Frédéric Roy, a baker from Nice, told BFMTV that between the war and the 1970s, baguettes were made over a wood fire that left a fairly thick crust.

“This allowed the bread to keep longer because at the time in small towns, the baker only passed one to two times a week.”

Dominique Anract, president of the Confédération Nationale de la Boulangerie-Pâtisserie Française, told The Connexion he had observed between Paris and the rest of the country.

He said the regions preferred well-done baguettes, while the French capital was more open to whiter sticks.

“There are really no scientific rules behind it,” said Mr Anract.

But purists, he added, had made their choice.

“If you look at the national baguette championship, bakers cook baguettes bien cuites,” he said.

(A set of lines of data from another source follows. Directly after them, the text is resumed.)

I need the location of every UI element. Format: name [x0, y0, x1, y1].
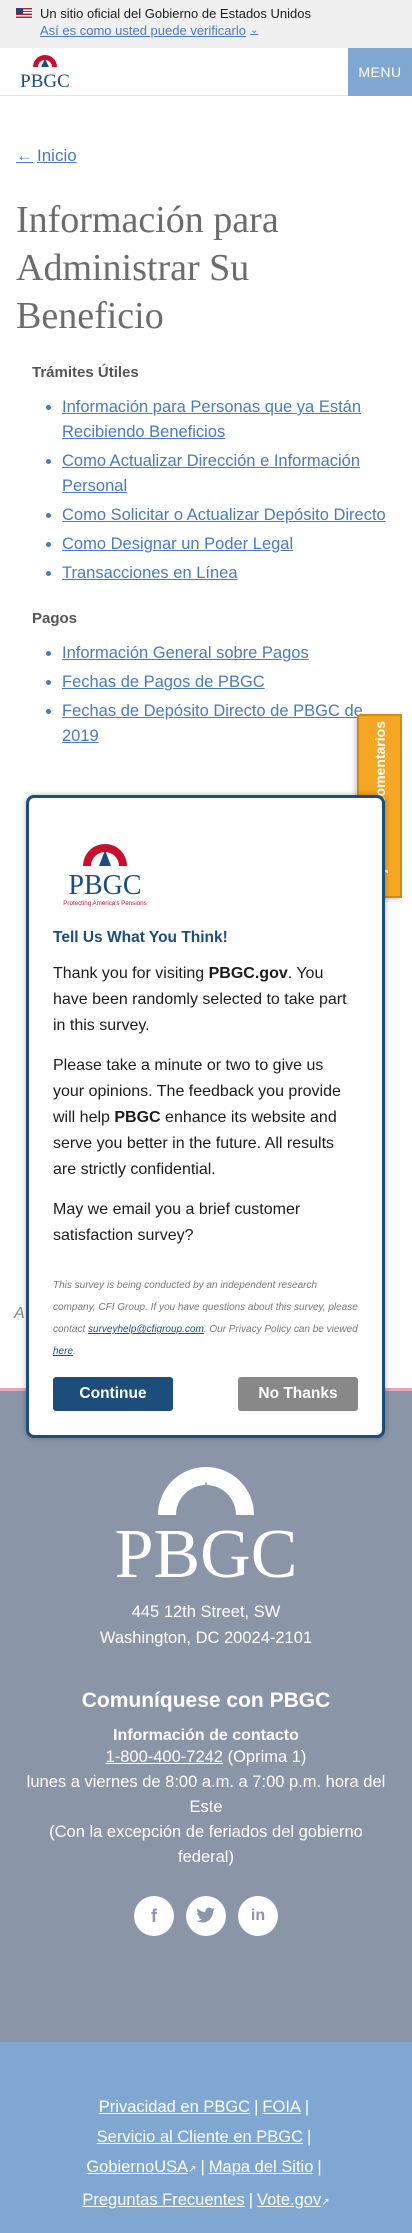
faq-link[interactable]: Preguntas Frecuentes — [82, 2191, 244, 2209]
external-link-icon: ↗ — [188, 2164, 197, 2175]
svg-text:PBGC: PBGC — [68, 870, 141, 901]
link-fechas-deposito[interactable]: Fechas de Depósito Directo de PBGC de 20… — [62, 702, 363, 745]
contact-subtitle: Información de contacto — [113, 1727, 299, 1744]
chevron-down-icon: ⌄ — [249, 25, 259, 36]
section-title: Pagos — [32, 610, 78, 627]
list-item[interactable]: Información para Personas que ya Están R… — [62, 395, 396, 445]
link-poder-legal[interactable]: Como Designar un Poder Legal — [62, 535, 293, 553]
phone-line: 1-800-400-7242 (Oprima 1) — [105, 1748, 307, 1766]
home-back-link[interactable]: ← Inicio — [16, 146, 396, 166]
footer-links: Privacidad en PBGC | FOIA | Servicio al Cli… — [0, 2042, 412, 2233]
link-transacciones[interactable]: Transacciones en Línea — [62, 564, 238, 582]
svg-text:PBGC: PBGC — [115, 1516, 298, 1583]
site-header: PBGC MENU — [0, 47, 412, 96]
link-actualizar-direccion[interactable]: Como Actualizar Dirección e Información … — [62, 452, 360, 495]
privacy-policy-link[interactable]: here — [53, 1346, 73, 1357]
survey-email-link[interactable]: surveyhelp@cfigroup.com — [88, 1324, 204, 1335]
twitter-icon[interactable] — [186, 1896, 226, 1936]
official-site-text: Un sitio oficial del Gobierno de Estados… — [40, 6, 311, 21]
list-item[interactable]: Fechas de Depósito Directo de PBGC de 20… — [62, 699, 396, 749]
list-item[interactable]: Información General sobre Pagos — [62, 641, 396, 666]
link-deposito-directo[interactable]: Como Solicitar o Actualizar Depósito Dir… — [62, 506, 386, 524]
survey-buttons: Continue No Thanks — [53, 1377, 358, 1411]
external-link-icon: ↗ — [321, 2197, 330, 2208]
link-list: Información General sobre Pagos Fechas d… — [32, 641, 396, 749]
sitemap-link[interactable]: Mapa del Sitio — [209, 2158, 314, 2176]
link-beneficiarios[interactable]: Información para Personas que ya Están R… — [62, 398, 361, 441]
partial-text: A — [14, 1305, 25, 1322]
footer-contact: PBGC 445 12th Street, SW Washington, DC … — [0, 1388, 412, 2042]
verify-link[interactable]: Así es como usted puede verificarlo ⌄ — [40, 23, 396, 38]
arrow-left-icon: ← — [16, 146, 33, 165]
page-title: Información para Administrar Su Benefici… — [16, 199, 279, 337]
phone-link[interactable]: 1-800-400-7242 — [106, 1748, 223, 1766]
social-links: f in — [0, 1896, 412, 1936]
menu-button[interactable]: MENU — [348, 47, 412, 96]
continue-button[interactable]: Continue — [53, 1377, 173, 1411]
survey-question: May we email you a brief customer satisf… — [53, 1201, 301, 1244]
svg-text:Protecting America's Pensions: Protecting America's Pensions — [63, 900, 146, 907]
contact-title: Comuníquese con PBGC — [81, 1689, 331, 1712]
list-item[interactable]: Como Designar un Poder Legal — [62, 532, 396, 557]
usagov-link[interactable]: GobiernoUSA — [86, 2158, 188, 2176]
privacy-link[interactable]: Privacidad en PBGC — [99, 2098, 250, 2116]
us-flag-icon — [16, 8, 32, 19]
list-item[interactable]: Como Actualizar Dirección e Información … — [62, 449, 396, 499]
linkedin-icon[interactable]: in — [238, 1896, 278, 1936]
list-item[interactable]: Transacciones en Línea — [62, 561, 396, 586]
list-item[interactable]: Como Solicitar o Actualizar Depósito Dir… — [62, 503, 396, 528]
customer-service-link[interactable]: Servicio al Cliente en PBGC — [97, 2128, 303, 2146]
survey-modal: PBGC Protecting America's Pensions Tell … — [26, 795, 385, 1438]
survey-intro: Thank you for visiting PBGC.gov. You hav… — [53, 965, 347, 1034]
facebook-icon[interactable]: f — [134, 1896, 174, 1936]
no-thanks-button[interactable]: No Thanks — [238, 1377, 358, 1411]
pbgc-survey-logo: PBGC Protecting America's Pensions — [63, 844, 147, 907]
section-title: Trámites Útiles — [32, 364, 139, 381]
section-pagos: Pagos Información General sobre Pagos Fe… — [32, 610, 396, 749]
link-fechas-pagos[interactable]: Fechas de Pagos de PBGC — [62, 673, 265, 691]
svg-text:PBGC: PBGC — [20, 71, 70, 91]
survey-heading: Tell Us What You Think! — [53, 929, 228, 946]
pbgc-footer-logo: PBGC — [115, 1467, 298, 1583]
survey-request: Please take a minute or two to give us y… — [53, 1057, 341, 1178]
link-list: Información para Personas que ya Están R… — [32, 395, 396, 586]
address: 445 12th Street, SW Washington, DC 20024… — [99, 1603, 313, 1647]
vote-link[interactable]: Vote.gov — [257, 2191, 321, 2209]
foia-link[interactable]: FOIA — [262, 2098, 301, 2116]
section-tramites: Trámites Útiles Información para Persona… — [32, 364, 396, 586]
pbgc-logo[interactable]: PBGC — [16, 53, 74, 91]
list-item[interactable]: Fechas de Pagos de PBGC — [62, 670, 396, 695]
link-info-pagos[interactable]: Información General sobre Pagos — [62, 644, 309, 662]
main-content: ← Inicio Información para Administrar Su… — [0, 146, 412, 749]
hours-text: lunes a viernes de 8:00 a.m. a 7:00 p.m.… — [26, 1773, 386, 1816]
gov-banner: Un sitio oficial del Gobierno de Estados… — [0, 0, 412, 48]
holidays-text: (Con la excepción de feriados del gobier… — [49, 1823, 363, 1866]
survey-disclaimer: This survey is being conducted by an ind… — [53, 1280, 358, 1357]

Read more: Baguette, petits pains: Seven French expressions to do with bread

The next type on the scale you might hear asked for in a French bakery: mi-cuite (less-cooked) or pas trop cuite (not too cooked).

That’s the halfway house between bien cuiteand - to the horror of the traditionalists - the blanche (white) baguette.

Fanny Reigaza, manager of L’Atelier des pains & Co bakery in Suresnes, on the outskirts of west Paris, said her clients ordered about the same amount of well-done and less-cooked baguettes.

But Ms Reigaza and Mr Anract both said more and more people were opting for the softer option, sometimes because of dental implants.

"You go to any baker today, the traditional baguette is baked blond, it is rare that it is really well baked,” Damien Dedun, a baker from Paris, told BFMTV.

“The customer prefers to eat unbaked bread because we've gotten used to it that way, and we obviously adapt to what the customer wants so it's kind of a vicious circle.”

"It's a fashion, a new consumption habit that we owe to supermarkets,” added the baker.

"When mass distribution appeared in the 1980s, it offered the so-called white baguette, very Parisian and mass-produced, and people got used to it. It stayed.”